For his part, Obama has called for a “Clean Technologies Deployment Venture Capital Fund,” to help speed the production of chocolate-bar technologies. McCain, to judge by his Weirdly Germanic Initial Caps Policy as Stated on his Web Site, would rely on various sub-markets of the carbon market created by cap and trade to fund such research:

Emissions Permits Will Eventually Be Auctioned To Support The Development Of Advanced Technologies. A portion of the process of these auctions will be used to support a diversified portfolio of research and commercialization challenges, ranging from carbon capture and sequestration, to nuclear power, to battery development. Funds will also be used to provide financial backing for a Green Innovation Financing and Transfer (GIFT) to facilitate commercialization.

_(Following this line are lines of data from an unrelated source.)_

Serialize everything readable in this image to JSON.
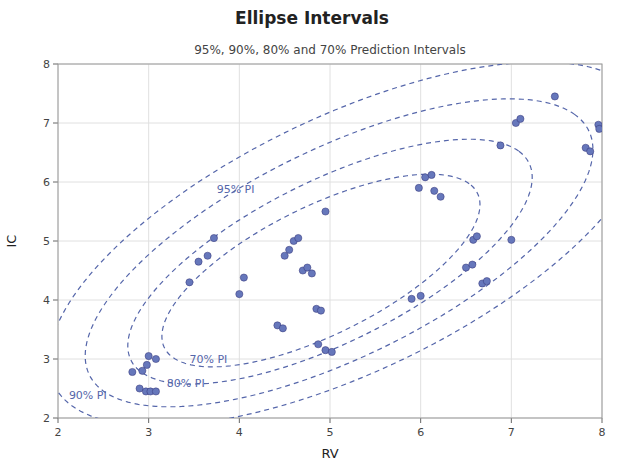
{
  "chart_data": {
    "type": "scatter",
    "title": "Ellipse Intervals",
    "subtitle": "95%, 90%, 80% and 70% Prediction Intervals",
    "x_label": "RV",
    "y_label": "IC",
    "xlim": [
      2,
      8
    ],
    "ylim": [
      2,
      8
    ],
    "xticks": [
      2,
      3,
      4,
      5,
      6,
      7,
      8
    ],
    "yticks": [
      2,
      3,
      4,
      5,
      6,
      7,
      8
    ],
    "grid": true,
    "color": "#6677bb",
    "x": [
      2.82,
      2.9,
      2.97,
      3.02,
      3.08,
      2.93,
      2.98,
      3.0,
      3.08,
      3.45,
      3.55,
      3.65,
      3.72,
      4.0,
      4.05,
      4.42,
      4.48,
      4.5,
      4.55,
      4.6,
      4.65,
      4.7,
      4.75,
      4.8,
      4.85,
      4.9,
      4.87,
      4.95,
      5.02,
      4.95,
      5.9,
      6.0,
      5.98,
      6.05,
      6.12,
      6.15,
      6.22,
      6.5,
      6.57,
      6.58,
      6.62,
      6.68,
      6.73,
      6.88,
      7.0,
      7.05,
      7.1,
      7.48,
      7.82,
      7.87,
      7.96,
      7.97
    ],
    "values": [
      2.78,
      2.5,
      2.45,
      2.45,
      2.45,
      2.8,
      2.9,
      3.05,
      3.0,
      4.3,
      4.65,
      4.75,
      5.05,
      4.1,
      4.38,
      3.57,
      3.52,
      4.75,
      4.85,
      5.0,
      5.05,
      4.5,
      4.55,
      4.45,
      3.85,
      3.82,
      3.25,
      3.15,
      3.12,
      5.5,
      4.02,
      4.07,
      5.9,
      6.08,
      6.12,
      5.85,
      5.75,
      4.55,
      4.6,
      5.02,
      5.08,
      4.28,
      4.32,
      6.62,
      5.02,
      7.0,
      7.07,
      7.45,
      6.58,
      6.52,
      6.97,
      6.9
    ],
    "ellipses": [
      {
        "name": "95% PI",
        "cx": 5.2,
        "cy": 4.95,
        "width": 8.2,
        "height": 3.8,
        "angle": 42,
        "label_x": 3.75,
        "label_y": 5.82,
        "color": "#5566aa"
      },
      {
        "name": "90% PI",
        "cx": 5.1,
        "cy": 4.8,
        "width": 7.0,
        "height": 3.1,
        "angle": 42,
        "label_x": 2.12,
        "label_y": 2.32,
        "color": "#5566aa"
      },
      {
        "name": "80% PI",
        "cx": 5.0,
        "cy": 4.65,
        "width": 5.6,
        "height": 2.4,
        "angle": 42,
        "label_x": 3.2,
        "label_y": 2.53,
        "color": "#5566aa"
      },
      {
        "name": "70% PI",
        "cx": 4.9,
        "cy": 4.5,
        "width": 4.4,
        "height": 1.9,
        "angle": 42,
        "label_x": 3.45,
        "label_y": 2.93,
        "color": "#5566aa"
      }
    ]
  }
}
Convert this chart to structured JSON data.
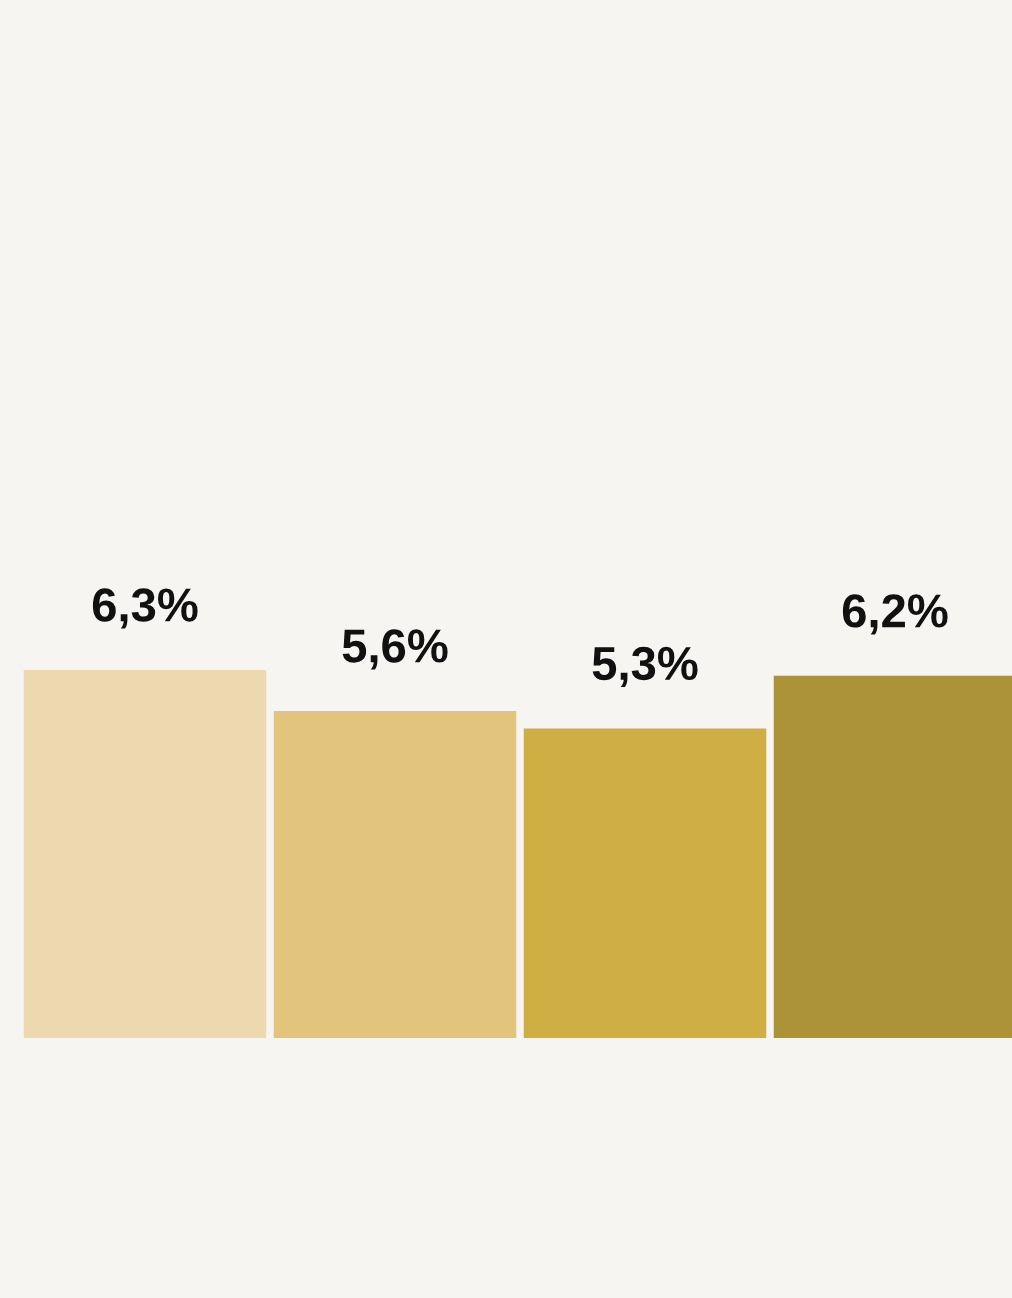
{
  "chart_data": {
    "type": "bar",
    "categories": [
      null,
      null,
      null,
      null
    ],
    "values": [
      6.3,
      5.6,
      5.3,
      6.2
    ],
    "value_labels": [
      "6,3%",
      "5,6%",
      "5,3%",
      "6,2%"
    ],
    "colors": [
      "#ecd9b0",
      "#e2c47c",
      "#cfae44",
      "#ac9338"
    ],
    "grid": false,
    "legend": false
  }
}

John McCain Will Streamline The Process For Deploying New Technologies And Requiring More Accountability From Government Programs To Meet Commercialization Goals And Deadlines.

John McCain Will Ensure Rapid Technology Introduction, Quickly Shifting Research From The Laboratory To The Marketplace.

John McCain Will Employ The Inherent Incentives Provided By A Cap-And-Trade System Along With Government-Led Competitions As Incentives For New Technology Deployment.

I am, obviously, simplifying things. And I do agree with Joe that McCain’s policies are requiring him to do some ideological backbends — he knows, I think, that carbon reduction will cost something, to someone, but he has to make that seem as much like a function of markets as possible.